Electron seems to have support in recent beta releases.


You still have to rebuild your software and explicitly support a bunch of different architectures.


Apple Silicon has integrated floating point hardware specifically designed to run JavaScript super fast, so Electron will be fine.


> Plus there's the brouhaha about Electron apps.

Won't this be handled by just porting V8 to the M1?


whatsapp support in native apps is not something that isnt happening because there is no will in teams or companies to do that. its just not possible, there are no APIs. everything you see is a workaround or mashup of the whatsapp web feature


Not just the lack of will - hostile action and threats from whatsapp against even just community projects trying to build a client for a platform not supported by the official ones. This might no longer be the case but a couple years ago they still used to do that, so no wonder so little native clients exist.

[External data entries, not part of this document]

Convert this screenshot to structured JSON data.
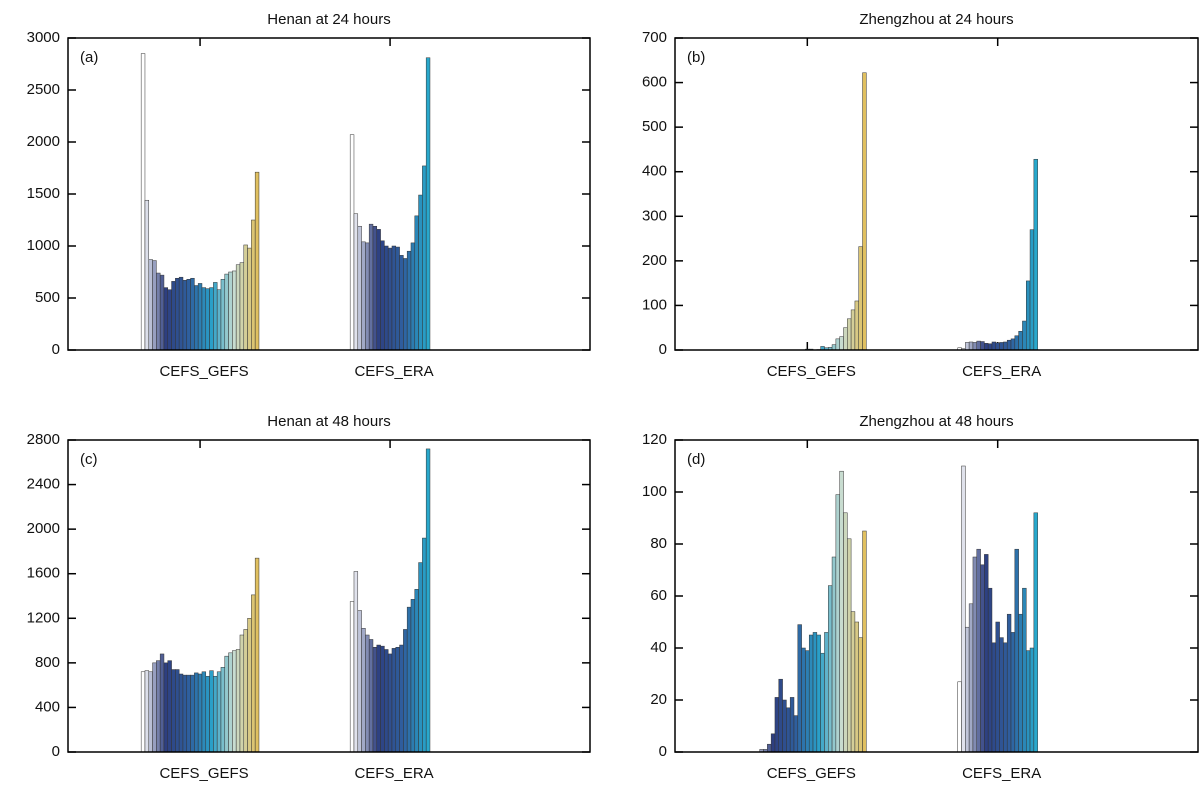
{
  "chart_data": [
    {
      "type": "bar",
      "title": "Henan at 24 hours",
      "panel_label": "(a)",
      "ylim": [
        0,
        3000
      ],
      "yticks": [
        0,
        500,
        1000,
        1500,
        2000,
        2500,
        3000
      ],
      "groups": [
        {
          "name": "CEFS_GEFS",
          "colors": [
            "#ffffff",
            "#2e3f80",
            "#2f5f9e",
            "#2a9fc8",
            "#c8dcd0",
            "#e0c060"
          ],
          "values": [
            2850,
            1440,
            870,
            860,
            740,
            720,
            600,
            580,
            660,
            690,
            700,
            670,
            680,
            690,
            620,
            640,
            600,
            590,
            600,
            650,
            580,
            680,
            730,
            750,
            760,
            820,
            840,
            1010,
            980,
            1250,
            1710
          ]
        },
        {
          "name": "CEFS_ERA",
          "colors": [
            "#ffffff",
            "#2e3f80",
            "#2f5f9e",
            "#28a8cc"
          ],
          "values": [
            2070,
            1310,
            1190,
            1040,
            1030,
            1210,
            1190,
            1160,
            1050,
            1000,
            980,
            1000,
            990,
            910,
            880,
            950,
            1030,
            1290,
            1490,
            1770,
            2810
          ]
        }
      ]
    },
    {
      "type": "bar",
      "title": "Zhengzhou at 24 hours",
      "panel_label": "(b)",
      "ylim": [
        0,
        700
      ],
      "yticks": [
        0,
        100,
        200,
        300,
        400,
        500,
        600,
        700
      ],
      "groups": [
        {
          "name": "CEFS_GEFS",
          "colors": [
            "#ffffff",
            "#2e3f80",
            "#2f5f9e",
            "#2a9fc8",
            "#c8dcd0",
            "#e0c060"
          ],
          "values": [
            0,
            0,
            0,
            0,
            0,
            0,
            0,
            0,
            0,
            0,
            0,
            0,
            0,
            0,
            0,
            2,
            2,
            0,
            1,
            8,
            5,
            6,
            12,
            25,
            30,
            50,
            70,
            90,
            110,
            232,
            622
          ]
        },
        {
          "name": "CEFS_ERA",
          "colors": [
            "#ffffff",
            "#2e3f80",
            "#2f5f9e",
            "#28a8cc"
          ],
          "values": [
            5,
            3,
            17,
            18,
            17,
            20,
            19,
            15,
            14,
            18,
            16,
            17,
            18,
            22,
            25,
            32,
            42,
            65,
            155,
            270,
            428
          ]
        }
      ]
    },
    {
      "type": "bar",
      "title": "Henan at 48 hours",
      "panel_label": "(c)",
      "ylim": [
        0,
        2800
      ],
      "yticks": [
        0,
        400,
        800,
        1200,
        1600,
        2000,
        2400,
        2800
      ],
      "groups": [
        {
          "name": "CEFS_GEFS",
          "colors": [
            "#ffffff",
            "#2e3f80",
            "#2f5f9e",
            "#2a9fc8",
            "#c8dcd0",
            "#e0c060"
          ],
          "values": [
            720,
            730,
            720,
            800,
            820,
            880,
            800,
            820,
            740,
            740,
            700,
            690,
            690,
            690,
            710,
            700,
            720,
            680,
            730,
            680,
            720,
            760,
            860,
            890,
            910,
            920,
            1050,
            1100,
            1200,
            1410,
            1740
          ]
        },
        {
          "name": "CEFS_ERA",
          "colors": [
            "#ffffff",
            "#2e3f80",
            "#2f5f9e",
            "#28a8cc"
          ],
          "values": [
            1350,
            1620,
            1270,
            1110,
            1050,
            1010,
            940,
            960,
            950,
            920,
            880,
            930,
            940,
            960,
            1100,
            1300,
            1370,
            1460,
            1700,
            1920,
            2720
          ]
        }
      ]
    },
    {
      "type": "bar",
      "title": "Zhengzhou at 48 hours",
      "panel_label": "(d)",
      "ylim": [
        0,
        120
      ],
      "yticks": [
        0,
        20,
        40,
        60,
        80,
        100,
        120
      ],
      "groups": [
        {
          "name": "CEFS_GEFS",
          "colors": [
            "#ffffff",
            "#2e3f80",
            "#2f5f9e",
            "#2a9fc8",
            "#c8dcd0",
            "#e0c060"
          ],
          "values": [
            0,
            0,
            0,
            1,
            1,
            3,
            7,
            21,
            28,
            20,
            17,
            21,
            14,
            49,
            40,
            39,
            45,
            46,
            45,
            38,
            46,
            64,
            75,
            99,
            108,
            92,
            82,
            54,
            50,
            44,
            85
          ]
        },
        {
          "name": "CEFS_ERA",
          "colors": [
            "#ffffff",
            "#2e3f80",
            "#2f5f9e",
            "#28a8cc"
          ],
          "values": [
            27,
            110,
            48,
            57,
            75,
            78,
            72,
            76,
            63,
            42,
            50,
            44,
            42,
            53,
            46,
            78,
            53,
            63,
            39,
            40,
            92
          ]
        }
      ]
    }
  ]
}
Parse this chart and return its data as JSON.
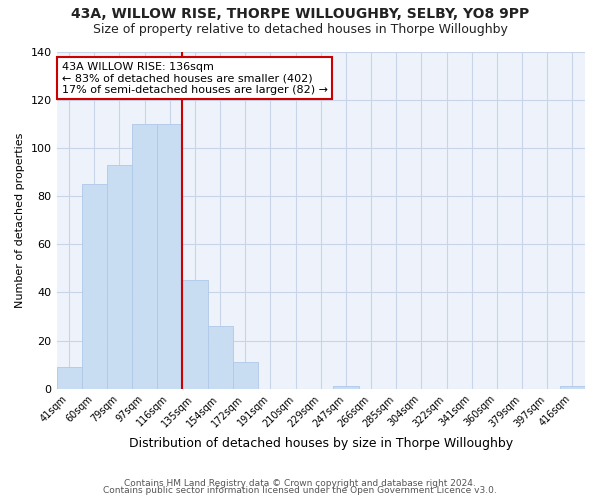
{
  "title1": "43A, WILLOW RISE, THORPE WILLOUGHBY, SELBY, YO8 9PP",
  "title2": "Size of property relative to detached houses in Thorpe Willoughby",
  "xlabel": "Distribution of detached houses by size in Thorpe Willoughby",
  "ylabel": "Number of detached properties",
  "bin_labels": [
    "41sqm",
    "60sqm",
    "79sqm",
    "97sqm",
    "116sqm",
    "135sqm",
    "154sqm",
    "172sqm",
    "191sqm",
    "210sqm",
    "229sqm",
    "247sqm",
    "266sqm",
    "285sqm",
    "304sqm",
    "322sqm",
    "341sqm",
    "360sqm",
    "379sqm",
    "397sqm",
    "416sqm"
  ],
  "bar_heights": [
    9,
    85,
    93,
    110,
    110,
    45,
    26,
    11,
    0,
    0,
    0,
    1,
    0,
    0,
    0,
    0,
    0,
    0,
    0,
    0,
    1
  ],
  "bar_color": "#c8ddf2",
  "bar_edge_color": "#aec8e8",
  "annotation_text": "43A WILLOW RISE: 136sqm\n← 83% of detached houses are smaller (402)\n17% of semi-detached houses are larger (82) →",
  "annotation_box_color": "white",
  "annotation_box_edge_color": "#cc0000",
  "vline_color": "#cc0000",
  "ylim": [
    0,
    140
  ],
  "yticks": [
    0,
    20,
    40,
    60,
    80,
    100,
    120,
    140
  ],
  "footer1": "Contains HM Land Registry data © Crown copyright and database right 2024.",
  "footer2": "Contains public sector information licensed under the Open Government Licence v3.0.",
  "title_fontsize": 10,
  "subtitle_fontsize": 9,
  "bg_color": "#ffffff",
  "plot_bg_color": "#eef3fb",
  "grid_color": "#c8d4e8"
}
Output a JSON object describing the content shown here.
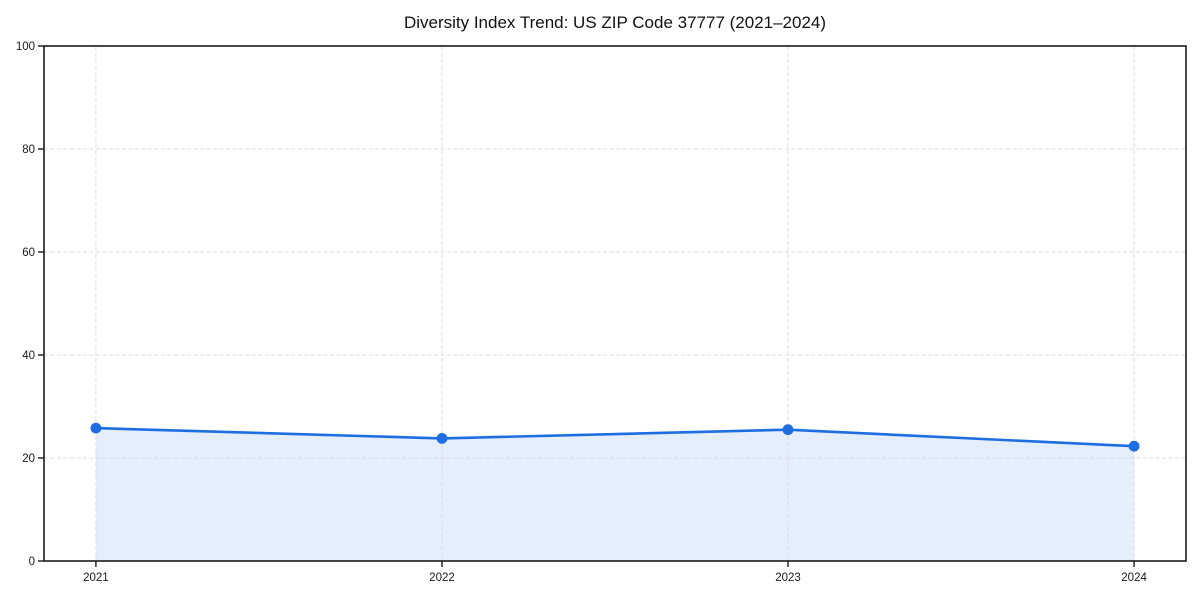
{
  "chart_data": {
    "type": "line",
    "title": "Diversity Index Trend: US ZIP Code 37777 (2021–2024)",
    "xlabel": "",
    "ylabel": "",
    "categories": [
      "2021",
      "2022",
      "2023",
      "2024"
    ],
    "series": [
      {
        "name": "Diversity Index",
        "values": [
          25.8,
          23.8,
          25.5,
          22.3
        ]
      }
    ],
    "ylim": [
      0,
      100
    ],
    "yticks": [
      0,
      20,
      40,
      60,
      80,
      100
    ],
    "grid": "dashed",
    "legend_position": "none",
    "area_fill": true,
    "colors": {
      "line": "#1d6ee3",
      "marker": "#1d6ee3",
      "area_fill": "#e4eefc",
      "grid": "#dcdcdc",
      "spine": "#1a1a1a",
      "tick_text": "#1a1a1a",
      "background": "#ffffff"
    }
  }
}
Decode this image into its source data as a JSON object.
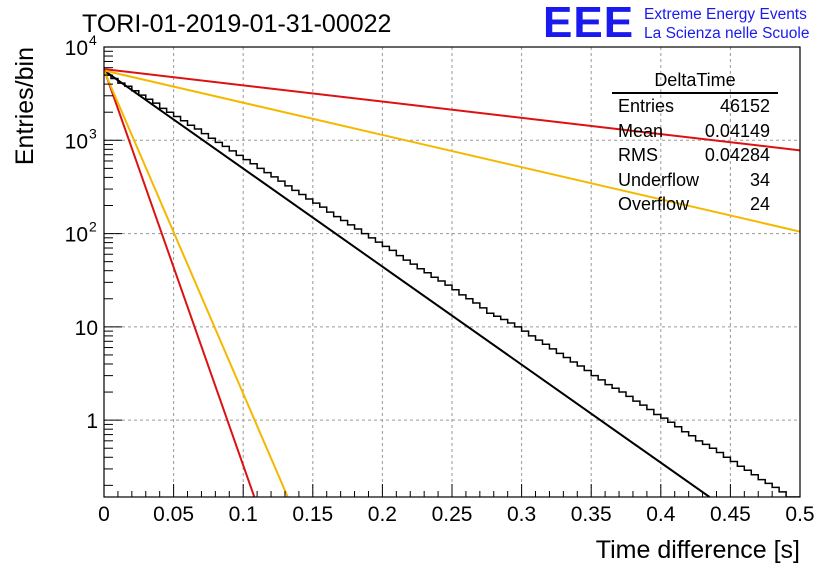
{
  "header": {
    "run_title": "TORI-01-2019-01-31-00022",
    "brand_logo": "EEE",
    "brand_line1": "Extreme Energy Events",
    "brand_line2": "La Scienza nelle Scuole"
  },
  "stats_box": {
    "title": "DeltaTime",
    "rows": [
      {
        "label": "Entries",
        "value": "46152"
      },
      {
        "label": "Mean",
        "value": "0.04149"
      },
      {
        "label": "RMS",
        "value": "0.04284"
      },
      {
        "label": "Underflow",
        "value": "34"
      },
      {
        "label": "Overflow",
        "value": "24"
      }
    ]
  },
  "chart_data": {
    "type": "line",
    "xlabel": "Time difference [s]",
    "ylabel": "Entries/bin",
    "xlim": [
      0,
      0.5
    ],
    "ylim": [
      0.15,
      10000
    ],
    "y_scale": "log",
    "grid": true,
    "x_ticks": [
      {
        "value": 0,
        "label": "0"
      },
      {
        "value": 0.05,
        "label": "0.05"
      },
      {
        "value": 0.1,
        "label": "0.1"
      },
      {
        "value": 0.15,
        "label": "0.15"
      },
      {
        "value": 0.2,
        "label": "0.2"
      },
      {
        "value": 0.25,
        "label": "0.25"
      },
      {
        "value": 0.3,
        "label": "0.3"
      },
      {
        "value": 0.35,
        "label": "0.35"
      },
      {
        "value": 0.4,
        "label": "0.4"
      },
      {
        "value": 0.45,
        "label": "0.45"
      },
      {
        "value": 0.5,
        "label": "0.5"
      }
    ],
    "y_ticks": [
      {
        "value": 1,
        "label": "1",
        "exp": ""
      },
      {
        "value": 10,
        "label": "10",
        "exp": ""
      },
      {
        "value": 100,
        "label": "10",
        "exp": "2"
      },
      {
        "value": 1000,
        "label": "10",
        "exp": "3"
      },
      {
        "value": 10000,
        "label": "10",
        "exp": "4"
      }
    ],
    "histogram": {
      "bin_width": 0.005,
      "color": "#000000",
      "values": [
        5000,
        4600,
        4100,
        3800,
        3400,
        3050,
        2750,
        2500,
        2200,
        2000,
        1800,
        1620,
        1450,
        1320,
        1180,
        1050,
        950,
        860,
        770,
        690,
        620,
        560,
        500,
        450,
        405,
        365,
        325,
        290,
        262,
        235,
        212,
        192,
        170,
        152,
        138,
        124,
        112,
        100,
        90,
        81,
        73,
        66,
        58,
        52,
        47,
        42,
        38,
        34,
        31,
        28,
        25,
        22,
        20,
        18,
        16,
        14,
        13,
        12,
        11,
        10,
        9,
        8,
        7.2,
        6.5,
        5.8,
        5.2,
        4.7,
        4.2,
        3.8,
        3.4,
        3.0,
        2.7,
        2.4,
        2.2,
        2.0,
        1.8,
        1.6,
        1.45,
        1.3,
        1.15,
        1.05,
        0.95,
        0.85,
        0.75,
        0.68,
        0.6,
        0.55,
        0.5,
        0.45,
        0.4,
        0.36,
        0.32,
        0.29,
        0.26,
        0.23,
        0.21,
        0.19,
        0.17,
        0.15,
        0.14
      ]
    },
    "fits": [
      {
        "color": "#000000",
        "x": [
          0,
          0.435
        ],
        "y": [
          5600,
          0.15
        ]
      },
      {
        "color": "#dd1111",
        "x": [
          0,
          0.5
        ],
        "y": [
          5800,
          780
        ]
      },
      {
        "color": "#f5b800",
        "x": [
          0,
          0.5
        ],
        "y": [
          5600,
          105
        ]
      },
      {
        "color": "#dd1111",
        "x": [
          0,
          0.108
        ],
        "y": [
          5800,
          0.15
        ]
      },
      {
        "color": "#f5b800",
        "x": [
          0,
          0.132
        ],
        "y": [
          5600,
          0.15
        ]
      }
    ]
  }
}
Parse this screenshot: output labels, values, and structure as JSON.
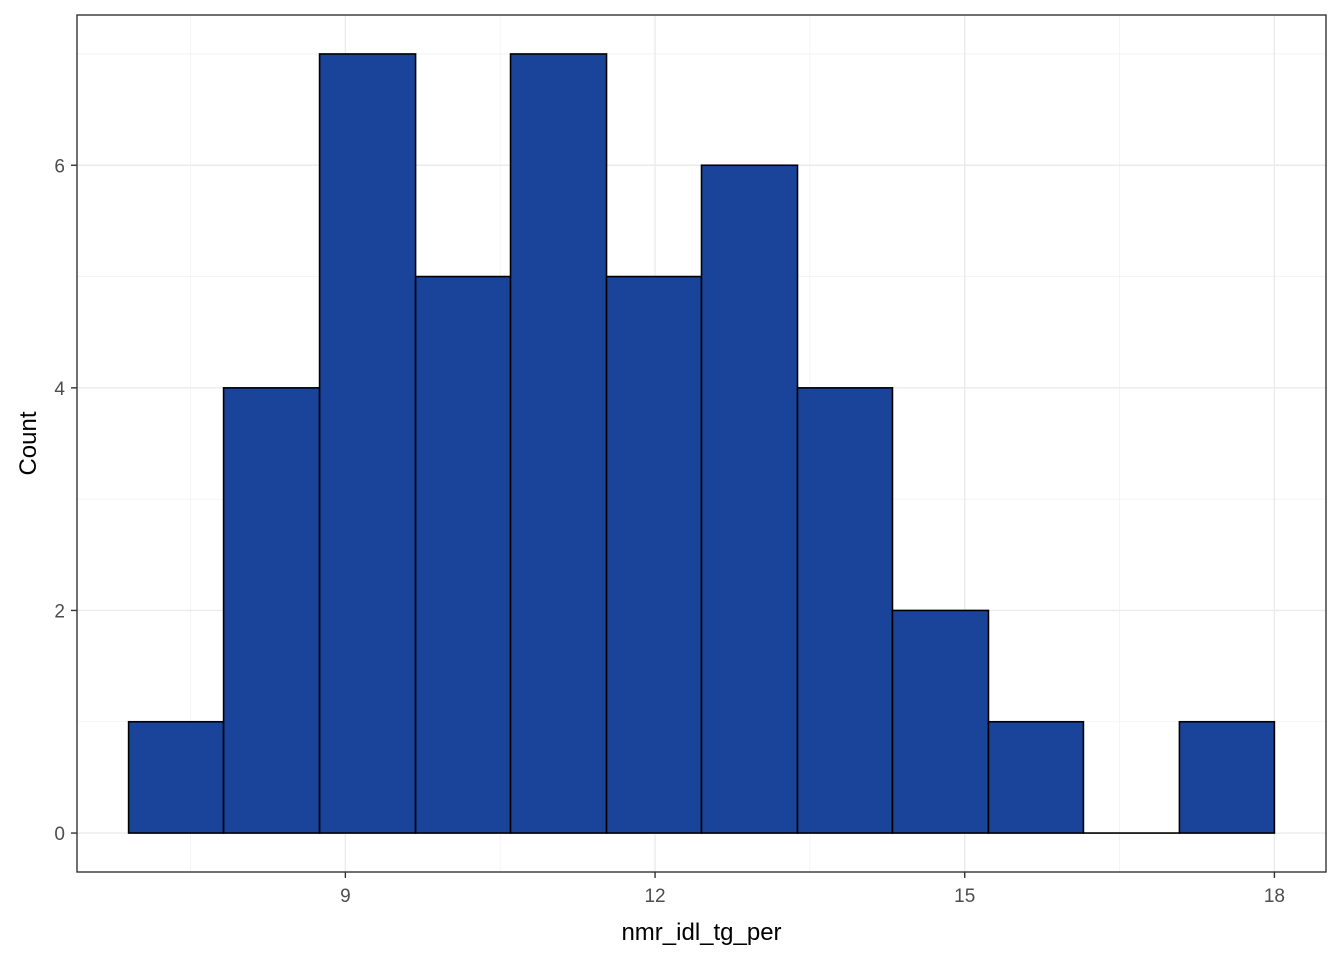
{
  "chart_data": {
    "type": "bar",
    "subtype": "histogram",
    "title": "",
    "xlabel": "nmr_idl_tg_per",
    "ylabel": "Count",
    "bins": [
      {
        "x0": 6.9,
        "x1": 7.82,
        "count": 1
      },
      {
        "x0": 7.82,
        "x1": 8.75,
        "count": 4
      },
      {
        "x0": 8.75,
        "x1": 9.68,
        "count": 7
      },
      {
        "x0": 9.68,
        "x1": 10.6,
        "count": 5
      },
      {
        "x0": 10.6,
        "x1": 11.53,
        "count": 7
      },
      {
        "x0": 11.53,
        "x1": 12.45,
        "count": 5
      },
      {
        "x0": 12.45,
        "x1": 13.38,
        "count": 6
      },
      {
        "x0": 13.38,
        "x1": 14.3,
        "count": 4
      },
      {
        "x0": 14.3,
        "x1": 15.23,
        "count": 2
      },
      {
        "x0": 15.23,
        "x1": 16.15,
        "count": 1
      },
      {
        "x0": 16.15,
        "x1": 17.08,
        "count": 0
      },
      {
        "x0": 17.08,
        "x1": 18.0,
        "count": 1
      }
    ],
    "xlim": [
      6.4,
      18.5
    ],
    "ylim": [
      -0.35,
      7.35
    ],
    "x_ticks": [
      9,
      12,
      15,
      18
    ],
    "y_ticks": [
      0,
      2,
      4,
      6
    ],
    "x_tick_labels": [
      "9",
      "12",
      "15",
      "18"
    ],
    "y_tick_labels": [
      "0",
      "2",
      "4",
      "6"
    ],
    "bar_fill": "#19449A",
    "bar_outline": "#000000",
    "grid": true,
    "legend": "none"
  }
}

They did mention in a presentation some applications ran even quicker in Rosetta 2 than native. Though Wine isn't an emulator, I've seen the same in Wine numerous times. How many, which, etc, who knows? Interesting to figure out regardless.


That happened regularly in the transition from 680x0 to PowerPC.


This is often because it's translating syscalls rather than emulating them, so for applications that are only asking the OS to do the real work, in those cases it's running native code. And then it's running it on a current day CPU instead of one from two years ago.

Unfortunately, although applications like that exist, they're not the common case.


One of the most common operations done in MacOS is retain/release of objects. Rosetta2 translated code is TWICE as fast on the M1 as the original code on x86.

https://mobile.twitter.com/Catfish_Man/status/13262387851813...


Microbenchmarks are meaningless. Where are the benchmarks of real-world applications?


The M1 running native code can retain/release objects five times faster than x86 processors running native code.

X86 code translated by Rosetta2 on the M1 retains/releases objects TWICE as fast as native x86 processors.